Loan Plan - With house prices going nowhere but up at the moment, particularly in Auckland and on the North Shore, it’s no wonder that one of the most common questions mortgage borrowers have is ‘how much can we borrow?’
Not only is the question relevant to the quality of the home you are going to purchase, it may affect your ability to even afford a basic property that meets your fundamental needs. The answer to what mortgage you may qualify for is going to depend on your personal circumstances and, for accuracy, will really need to be assessed by a mortgage broker on your behalf.
However… Takapuna based mortgage broker, Christine Lockie, says a person’s eligibility and the sum they can borrow against a property will be determined by: Single or joint fixed income Size of the deposit Number of children Level of fixed outgoings
“Gone are the days when the rule of thumb was that your fixed payments (mortgage, rent and debt) should not exceed 30 or 40 per cent of your income. Nowadays banks decide on whether you qualify for a mortgage and, if so, for how much, on the basis of what they call uncommitted monthly income. “Each application has to be assessed on an individual basis, and each bank will have its own criteria for what it deems the minimum fixed cost per adult and child in the family should be.
They then work on what’s left over at the end of the month,” says Christine.
Your level of debt is not necessarily a deal breaker if you
have a very high income. Outgoings could be well above 50% of your income, provided there is a reasonable level of uncommitted monthly income remaining. The deposit is extremely important because banks regard the deposit as your hurt money. In other words, the amount of skin you have in the game is a measure of your commitment and reliability.
“Banks do not like to give 100 per cent loans – unless you put up another property as surety – because it would be too easy to just walk away from the mortgage, which is what happened in the United States at the start of the recession. “Servicing for any borrowing above 80 per cent will be calculated at a higher interest rate, regardless of what the going rates are.

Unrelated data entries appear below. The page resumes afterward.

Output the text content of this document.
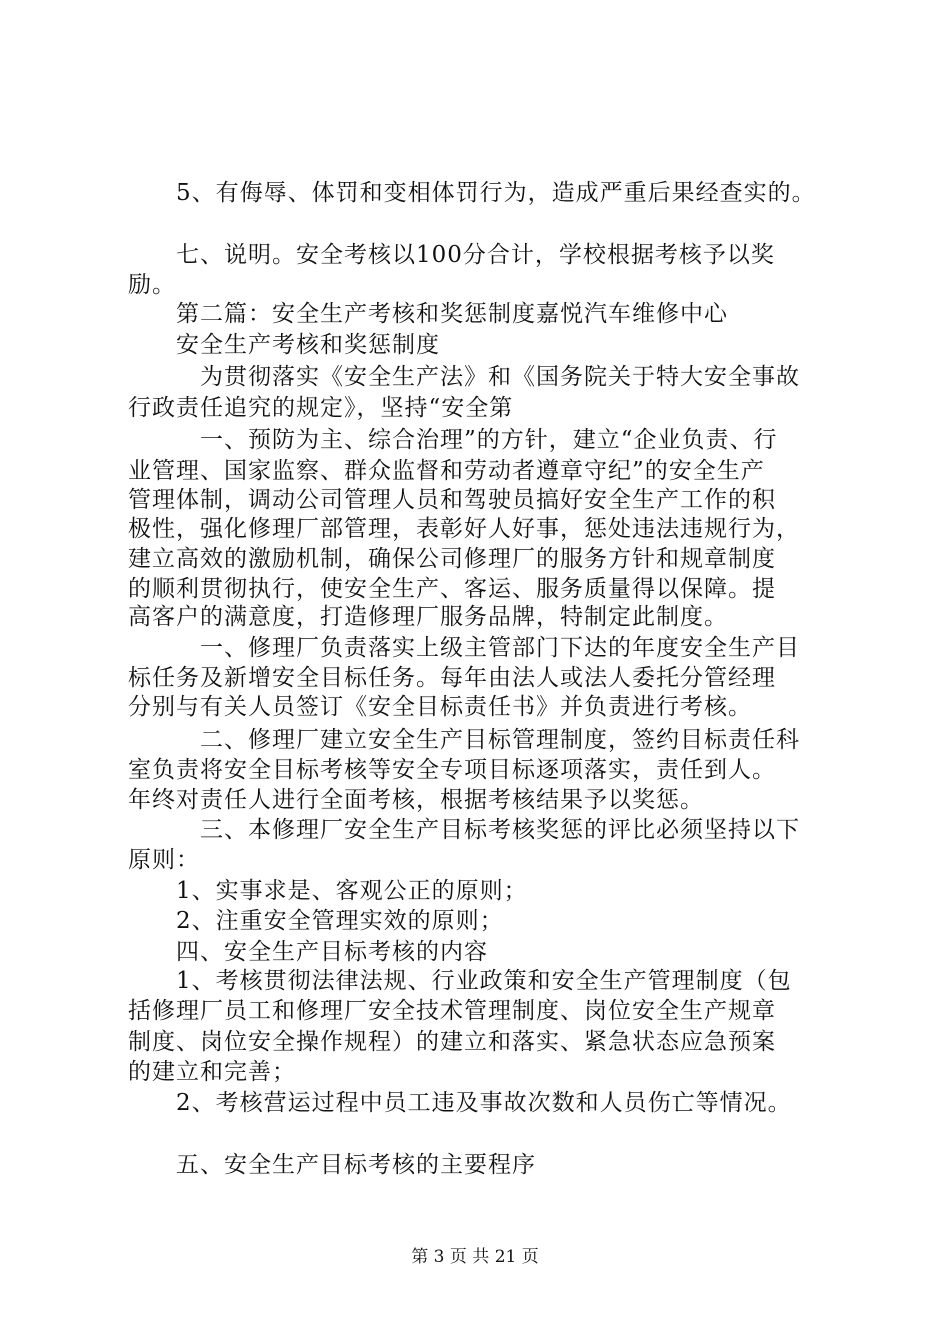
　　5、有侮辱、体罚和变相体罚行为，造成严重后果经查实的。
　　七、说明。安全考核以100分合计，学校根据考核予以奖
励。
　　第二篇：安全生产考核和奖惩制度嘉悦汽车维修中心
　　安全生产考核和奖惩制度
　　　为贯彻落实《安全生产法》和《国务院关于特大安全事故
行政责任追究的规定》，坚持“安全第
　　　一、预防为主、综合治理”的方针，建立“企业负责、行
业管理、国家监察、群众监督和劳动者遵章守纪”的安全生产
管理体制，调动公司管理人员和驾驶员搞好安全生产工作的积
极性，强化修理厂部管理，表彰好人好事，惩处违法违规行为，
建立高效的激励机制，确保公司修理厂的服务方针和规章制度
的顺利贯彻执行，使安全生产、客运、服务质量得以保障。提
高客户的满意度，打造修理厂服务品牌，特制定此制度。
　　　一、修理厂负责落实上级主管部门下达的年度安全生产目
标任务及新增安全目标任务。每年由法人或法人委托分管经理
分别与有关人员签订《安全目标责任书》并负责进行考核。
　　　二、修理厂建立安全生产目标管理制度，签约目标责任科
室负责将安全目标考核等安全专项目标逐项落实，责任到人。
年终对责任人进行全面考核，根据考核结果予以奖惩。
　　　三、本修理厂安全生产目标考核奖惩的评比必须坚持以下
原则：
　　1、实事求是、客观公正的原则；
　　2、注重安全管理实效的原则；
　　四、安全生产目标考核的内容
　　1、考核贯彻法律法规、行业政策和安全生产管理制度（包
括修理厂员工和修理厂安全技术管理制度、岗位安全生产规章
制度、岗位安全操作规程）的建立和落实、紧急状态应急预案
的建立和完善；
　　2、考核营运过程中员工违及事故次数和人员伤亡等情况。
　　五、安全生产目标考核的主要程序
第 3 页 共 21 页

Where there is less than a 20 per cent deposit, the criteria are a lot harsher and stricter. “Of course we can still achieve discounts on interest rates for loans over 80 per cent, but there may be added costs to cover valuation requirements and low equity fees. Both you and the bank will need to have a valuation done on the property too,” Christine says.
The website Sorted.org.nz suggests that for people borrowing 95 per cent of the purchase price, some banks will want to see a UMI of $750 to $1000, but it really depends on the bank, says Christine. “All the banks are different, and they all build in their own required monthly surplus. “That’s why it pays to shop around, which is what your mortgage broker will do on your behalf.”